Indeed, my suspicion was right: that readonly
can matter quite a lot. Let's compare, the assembly this time, of:
#[no_mangle] pub static mut SIDE_EFFECT: Option<NonZeroU32> = None;
#[no_mangle] pub
unsafe
fn uses_foo (cell: &'_ ClosureCell<Option<NonZeroU32>>)
-> Option<NonZeroU32>
{
let prev = cell.get();
SIDE_EFFECT = prev;
foo(&cell);
cell.get()
}
#[no_mangle] pub
unsafe
fn uses_bar (cell: &'_ ::core::cell::Cell<Option<NonZeroU32>>)
-> Option<NonZeroU32>
{
let prev = cell.get();
SIDE_EFFECT = prev;
bar(&cell);
cell.get()
}
(I was basically trying to test whether the second cell.get()
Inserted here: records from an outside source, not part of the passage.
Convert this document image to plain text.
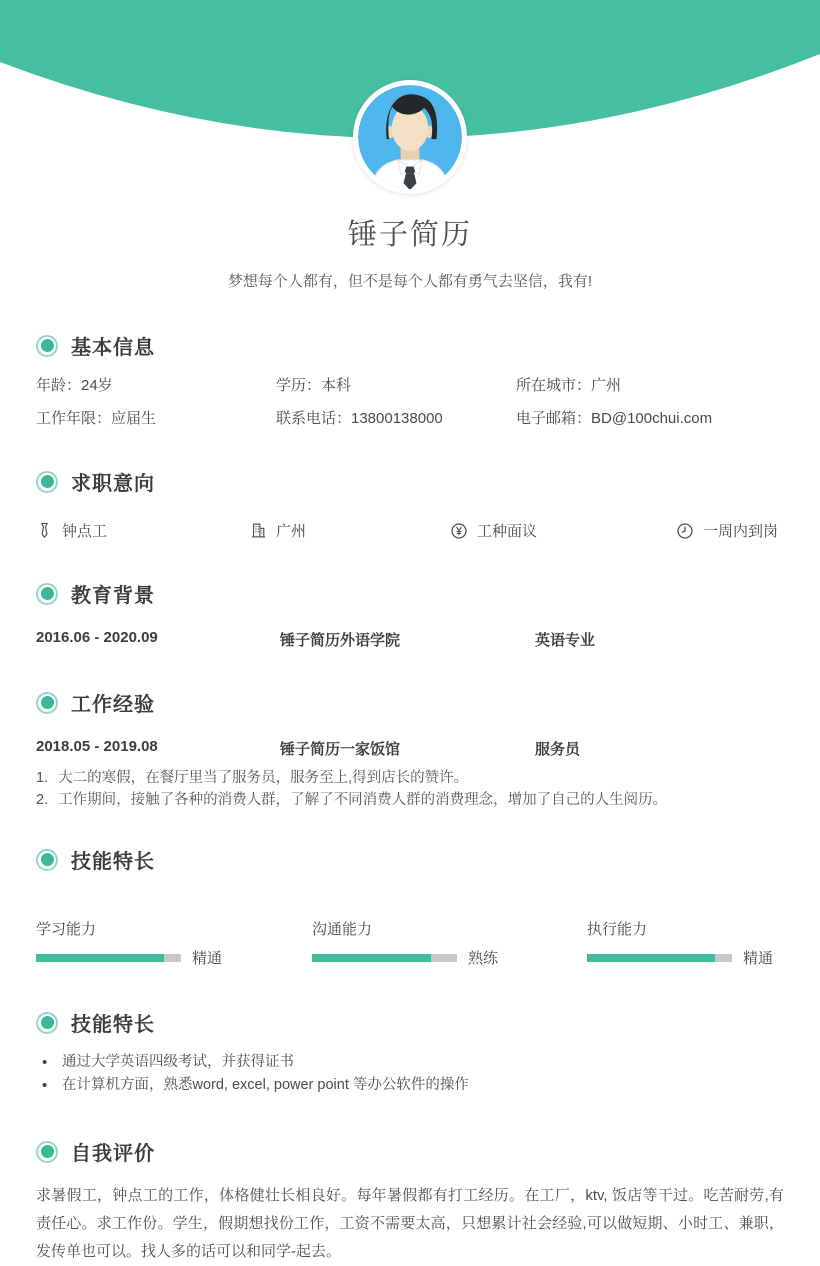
锤子简历
梦想每个人都有，但不是每个人都有勇气去坚信，我有!
基本信息
年龄：24岁	学历：本科	所在城市：广州
工作年限：应届生	联系电话：13800138000	电子邮箱：BD@100chui.com
求职意向
钟点工	广州	工种面议	一周内到岗
教育背景
2016.06 - 2020.09	锤子简历外语学院	英语专业
工作经验
2018.05 - 2019.08	锤子简历一家饭馆	服务员
1. 大二的寒假，在餐厅里当了服务员，服务至上,得到店长的赞许。
2. 工作期间，接触了各种的消费人群，了解了不同消费人群的消费理念，增加了自己的人生阅历。
技能特长
学习能力
精通
沟通能力
熟练
执行能力
精通
技能特长
• 通过大学英语四级考试，并获得证书
• 在计算机方面，熟悉word, excel, power point 等办公软件的操作
自我评价
求暑假工，钟点工的工作，体格健壮长相良好。每年暑假都有打工经历。在工厂，ktv, 饭店等干过。吃苦耐劳,有责任心。求工作份。学生，假期想找份工作，工资不需要太高，只想累计社会经验,可以做短期、小时工、兼职，发传单也可以。找人多的话可以和同学-起去。
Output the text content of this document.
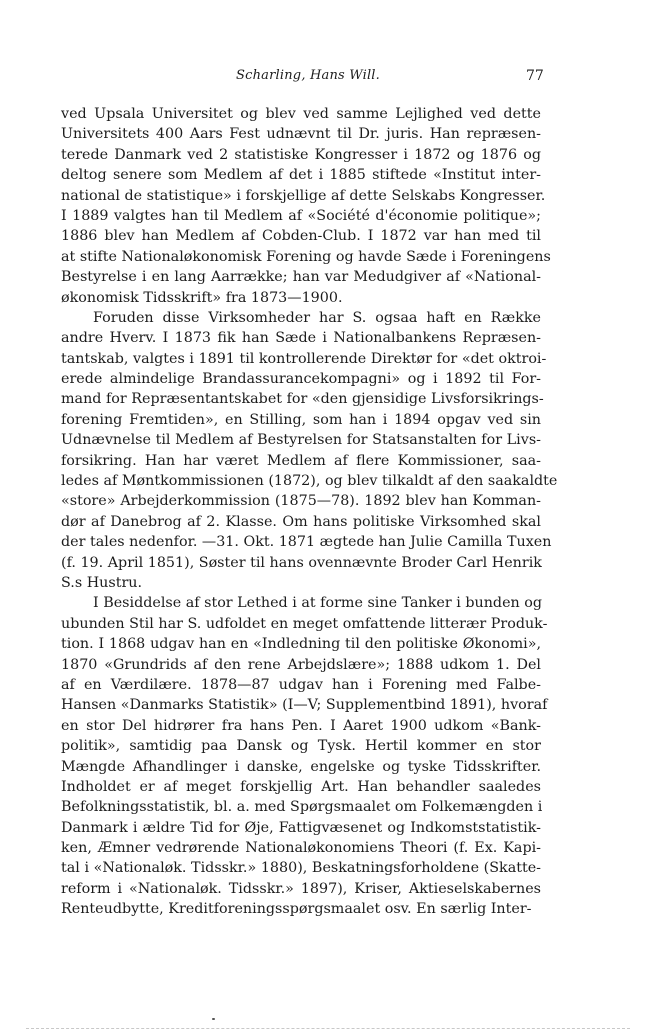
Scharling, Hans Will.	77
ved Upsala Universitet og blev ved samme Lejlighed ved dette
Universitets 400 Aars Fest udnævnt til Dr. juris. Han repræsen-
terede Danmark ved 2 statistiske Kongresser i 1872 og 1876 og
deltog senere som Medlem af det i 1885 stiftede «Institut inter-
national de statistique» i forskjellige af dette Selskabs Kongresser.
I 1889 valgtes han til Medlem af «Société d'économie politique»;
1886 blev han Medlem af Cobden-Club. I 1872 var han med til
at stifte Nationaløkonomisk Forening og havde Sæde i Foreningens
Bestyrelse i en lang Aarrække; han var Medudgiver af «National-
økonomisk Tidsskrift» fra 1873—1900.
Foruden disse Virksomheder har S. ogsaa haft en Række
andre Hverv. I 1873 fik han Sæde i Nationalbankens Repræsen-
tantskab, valgtes i 1891 til kontrollerende Direktør for «det oktroi-
erede almindelige Brandassurancekompagni» og i 1892 til For-
mand for Repræsentantskabet for «den gjensidige Livsforsikrings-
forening Fremtiden», en Stilling, som han i 1894 opgav ved sin
Udnævnelse til Medlem af Bestyrelsen for Statsanstalten for Livs-
forsikring. Han har været Medlem af flere Kommissioner, saa-
ledes af Møntkommissionen (1872), og blev tilkaldt af den saakaldte
«store» Arbejderkommission (1875—78). 1892 blev han Komman-
dør af Danebrog af 2. Klasse. Om hans politiske Virksomhed skal
der tales nedenfor. —31. Okt. 1871 ægtede han Julie Camilla Tuxen
(f. 19. April 1851), Søster til hans ovennævnte Broder Carl Henrik
S.s Hustru.
I Besiddelse af stor Lethed i at forme sine Tanker i bunden og
ubunden Stil har S. udfoldet en meget omfattende litterær Produk-
tion. I 1868 udgav han en «Indledning til den politiske Økonomi»,
1870 «Grundrids af den rene Arbejdslære»; 1888 udkom 1. Del
af en Værdilære. 1878—87 udgav han i Forening med Falbe-
Hansen «Danmarks Statistik» (I—V; Supplementbind 1891), hvoraf
en stor Del hidrører fra hans Pen. I Aaret 1900 udkom «Bank-
politik», samtidig paa Dansk og Tysk. Hertil kommer en stor
Mængde Afhandlinger i danske, engelske og tyske Tidsskrifter.
Indholdet er af meget forskjellig Art. Han behandler saaledes
Befolkningsstatistik, bl. a. med Spørgsmaalet om Folkemængden i
Danmark i ældre Tid for Øje, Fattigvæsenet og Indkomststatistik-
ken, Æmner vedrørende Nationaløkonomiens Theori (f. Ex. Kapi-
tal i «Nationaløk. Tidsskr.» 1880), Beskatningsforholdene (Skatte-
reform i «Nationaløk. Tidsskr.» 1897), Kriser, Aktieselskabernes
Renteudbytte, Kreditforeningsspørgsmaalet osv. En særlig Inter-
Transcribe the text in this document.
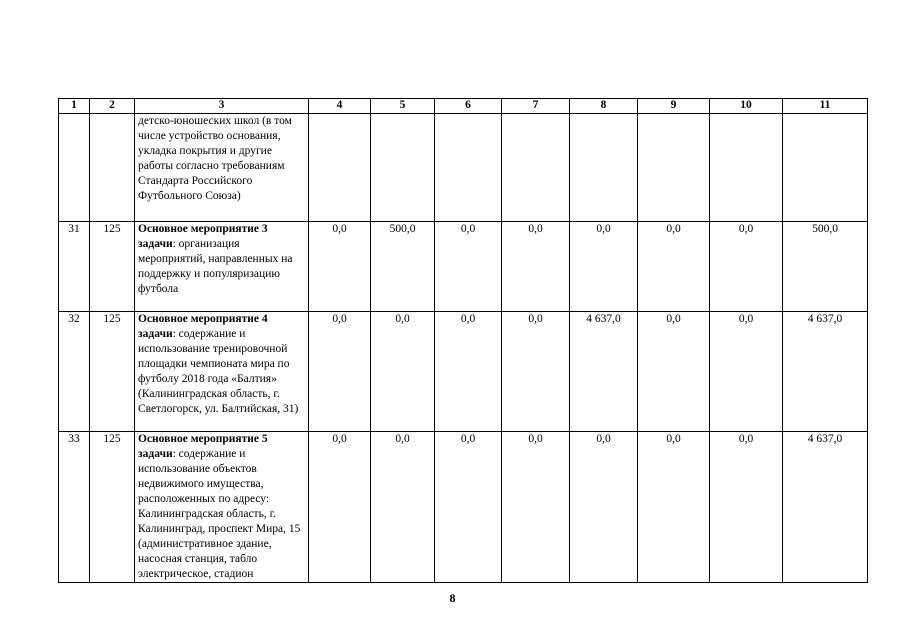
1	2	3	4	5	6	7	8	9	10	11
		детско-юношеских школ (в том числе устройство основания, укладка покрытия и другие работы согласно требованиям Стандарта Российского Футбольного Союза)								
31	125	Основное мероприятие 3 задачи: организация мероприятий, направленных на поддержку и популяризацию футбола	0,0	500,0	0,0	0,0	0,0	0,0	0,0	500,0
32	125	Основное мероприятие 4 задачи: содержание и использование тренировочной площадки чемпионата мира по футболу 2018 года «Балтия» (Калининградская область, г. Светлогорск, ул. Балтийская, 31)	0,0	0,0	0,0	0,0	4 637,0	0,0	0,0	4 637,0
33	125	Основное мероприятие 5 задачи: содержание и использование объектов недвижимого имущества, расположенных по адресу: Калининградская область, г. Калининград, проспект Мира, 15 (административное здание, насосная станция, табло электрическое, стадион	0,0	0,0	0,0	0,0	0,0	0,0	0,0	4 637,0
8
call gets elided by reusing the first prev
read)
We get:
uses_foo: # @uses_foo
# %bb.0:
movl (%rdi), %eax
movq SIDE_EFFECT@GOTPCREL(%rip), %rcx
movl %eax, (%rcx)
movl (%rdi), %eax
retq
# -- End function
uses_bar: # @uses_bar
# %bb.0:
subq $16, %rsp
movl (%rdi), %eax
movq SIDE_EFFECT@GOTPCREL(%rip), %rcx
movl %eax, (%rcx)
movq %rdi, (%rsp)
movl (%rdi), %eax
movl $0, (%rdi)
movq %rsp, %rcx
movq %rcx, 8(%rsp)
leaq 8(%rsp), %rcx
#APP
#NO_APP
movq (%rsp), %rcx
movl %eax, (%rcx)
movl (%rdi), %eax
addq $16, %rsp
retq
which is basically showing uses_foo
has been optimized not not call foo
(since nothing is done with the return value), whereas uses_bar
has inlined the call to bar
. That can be made obvious by #[inline(never)]
-ing foo
and bar
, then yielding:
uses_foo: # @uses_foo
# %bb.0:
movl (%rdi), %eax
movq SIDE_EFFECT@GOTPCREL(%rip), %rcx
movl %eax, (%rcx)
movl (%rdi), %eax
retq
# -- End function
uses_bar: # @uses_bar
# %bb.0:
pushq %rbx
movq %rdi, %rbx
movl (%rdi), %eax
movq SIDE_EFFECT@GOTPCREL(%rip), %rcx
movl %eax, (%rcx)
callq *bar@GOTPCREL(%rip) # <--- FUNCTION CALL
movl (%rbx), %eax
popq %rbx
retq